Sottsass overcame a troubled passage to win the Prix Niel on the Arc trials card three weeks ago. “I am going into the Arc with confidence, but with a horse who has never encountered Enable, who has never encountered Japan, who has never really met anyone,” suggested Rouget, speaking to attheraces.com.
The home team is completed by Sottsass’s stable companion, Soft Light, likely to be the longest shot on the board, despite being supplemented at a cost of €120,000 and gaining the services of Japanese icon Yutaka Take.

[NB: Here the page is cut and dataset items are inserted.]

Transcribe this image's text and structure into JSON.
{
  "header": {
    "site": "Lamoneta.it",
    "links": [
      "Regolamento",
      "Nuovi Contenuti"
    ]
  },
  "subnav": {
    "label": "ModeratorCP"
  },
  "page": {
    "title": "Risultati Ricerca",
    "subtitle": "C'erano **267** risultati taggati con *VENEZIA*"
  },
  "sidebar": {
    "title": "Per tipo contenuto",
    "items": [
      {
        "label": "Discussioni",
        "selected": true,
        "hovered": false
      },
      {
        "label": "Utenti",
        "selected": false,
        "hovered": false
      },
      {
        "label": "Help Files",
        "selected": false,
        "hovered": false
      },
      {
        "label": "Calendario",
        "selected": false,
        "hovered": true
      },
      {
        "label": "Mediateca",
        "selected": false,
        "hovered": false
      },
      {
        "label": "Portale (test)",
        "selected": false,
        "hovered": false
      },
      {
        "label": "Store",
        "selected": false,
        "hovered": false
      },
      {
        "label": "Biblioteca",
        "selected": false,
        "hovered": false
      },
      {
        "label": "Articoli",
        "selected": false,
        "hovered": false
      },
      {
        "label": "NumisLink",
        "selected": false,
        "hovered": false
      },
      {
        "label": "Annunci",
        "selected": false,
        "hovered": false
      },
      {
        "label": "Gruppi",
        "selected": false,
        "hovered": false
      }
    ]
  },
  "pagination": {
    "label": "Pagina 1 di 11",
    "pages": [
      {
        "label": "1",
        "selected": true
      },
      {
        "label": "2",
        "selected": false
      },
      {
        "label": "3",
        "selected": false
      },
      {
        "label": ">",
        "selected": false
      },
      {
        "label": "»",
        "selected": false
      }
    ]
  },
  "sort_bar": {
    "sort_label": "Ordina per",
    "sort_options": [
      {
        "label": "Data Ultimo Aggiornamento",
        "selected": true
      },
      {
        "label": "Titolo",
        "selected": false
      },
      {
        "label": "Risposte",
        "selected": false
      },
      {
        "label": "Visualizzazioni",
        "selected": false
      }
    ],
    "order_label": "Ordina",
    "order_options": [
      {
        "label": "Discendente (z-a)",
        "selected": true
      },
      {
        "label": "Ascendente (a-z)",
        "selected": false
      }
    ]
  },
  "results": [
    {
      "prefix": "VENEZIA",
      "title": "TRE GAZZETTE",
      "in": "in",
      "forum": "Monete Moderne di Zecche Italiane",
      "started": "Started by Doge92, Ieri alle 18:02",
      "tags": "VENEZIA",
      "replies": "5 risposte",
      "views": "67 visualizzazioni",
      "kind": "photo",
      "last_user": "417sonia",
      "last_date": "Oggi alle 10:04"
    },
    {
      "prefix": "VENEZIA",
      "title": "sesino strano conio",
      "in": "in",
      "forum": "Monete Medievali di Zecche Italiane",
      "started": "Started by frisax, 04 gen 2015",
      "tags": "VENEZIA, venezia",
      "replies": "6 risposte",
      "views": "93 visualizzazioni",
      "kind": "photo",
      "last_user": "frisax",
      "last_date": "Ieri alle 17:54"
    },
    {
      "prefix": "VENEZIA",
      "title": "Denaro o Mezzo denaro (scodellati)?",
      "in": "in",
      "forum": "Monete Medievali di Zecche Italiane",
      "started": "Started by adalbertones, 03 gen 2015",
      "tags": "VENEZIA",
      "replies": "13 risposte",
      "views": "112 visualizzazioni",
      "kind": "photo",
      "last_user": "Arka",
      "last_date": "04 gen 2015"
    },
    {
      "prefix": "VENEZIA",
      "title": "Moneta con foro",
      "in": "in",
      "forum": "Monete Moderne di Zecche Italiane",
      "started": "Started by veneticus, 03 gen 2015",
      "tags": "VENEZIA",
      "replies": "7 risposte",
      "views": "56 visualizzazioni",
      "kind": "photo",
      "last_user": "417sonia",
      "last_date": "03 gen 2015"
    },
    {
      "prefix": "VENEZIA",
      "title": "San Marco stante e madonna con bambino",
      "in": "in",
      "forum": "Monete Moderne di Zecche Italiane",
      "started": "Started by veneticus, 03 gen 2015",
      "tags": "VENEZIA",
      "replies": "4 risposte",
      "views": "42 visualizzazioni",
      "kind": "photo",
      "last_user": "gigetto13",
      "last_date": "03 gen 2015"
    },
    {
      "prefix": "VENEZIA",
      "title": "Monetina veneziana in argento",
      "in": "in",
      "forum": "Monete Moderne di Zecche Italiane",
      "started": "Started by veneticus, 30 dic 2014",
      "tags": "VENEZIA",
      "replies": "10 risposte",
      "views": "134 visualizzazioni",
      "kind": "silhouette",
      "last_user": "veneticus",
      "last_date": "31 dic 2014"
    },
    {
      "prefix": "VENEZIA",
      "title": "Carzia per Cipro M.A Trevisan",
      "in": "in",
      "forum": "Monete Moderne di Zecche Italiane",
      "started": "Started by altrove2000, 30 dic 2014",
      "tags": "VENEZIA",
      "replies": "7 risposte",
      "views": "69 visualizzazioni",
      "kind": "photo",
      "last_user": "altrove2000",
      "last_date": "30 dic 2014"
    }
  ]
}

The Arc was a truly international race before such events became common, and the 2019 edition is no different. Surprise Royal Ascot runner-up Nagano Gold (Vaclav Luka jnr/Mickael Barzalona) represents the Czech Republic, while the Japanese obsession with winning the race the nation knows as the Gaisenmon-sho after a string of heart-breaking near-misses finds its annual outlet with three runners. However, while they are G1 winners at home, Fierement, Blast Onepiece and Kiseki can be regarded only as outsiders in such testing company. Last year’s Arima Kinen hero Blast Onepiece, long since targeted for the Arc, may prove best of them.
Sunday’s five Breeders’ Cup Challenge events are the final races in the ‘Win and You’re In’ international series of 86 stakes races whose winners receive automatic fees-paid entries to designated races at the two-day event at Santa Anita on November 1-2.
It may be worth noting that, although Arc winners had never won the Breeders’ Cup Turf in the same year before Enable, several horses beaten in France have gone on to triumph in North America.
Since the turn of the century, they include High Chaparral (twice, in 2002 and 2003, after coming third both times in the Arc), Shirocco (fourth, 2005), Conduit (fourth, 2009), St Nicholas Abbey (fifth, 2011), Found (ninth, 2015) and Highland Reel (second, 2016).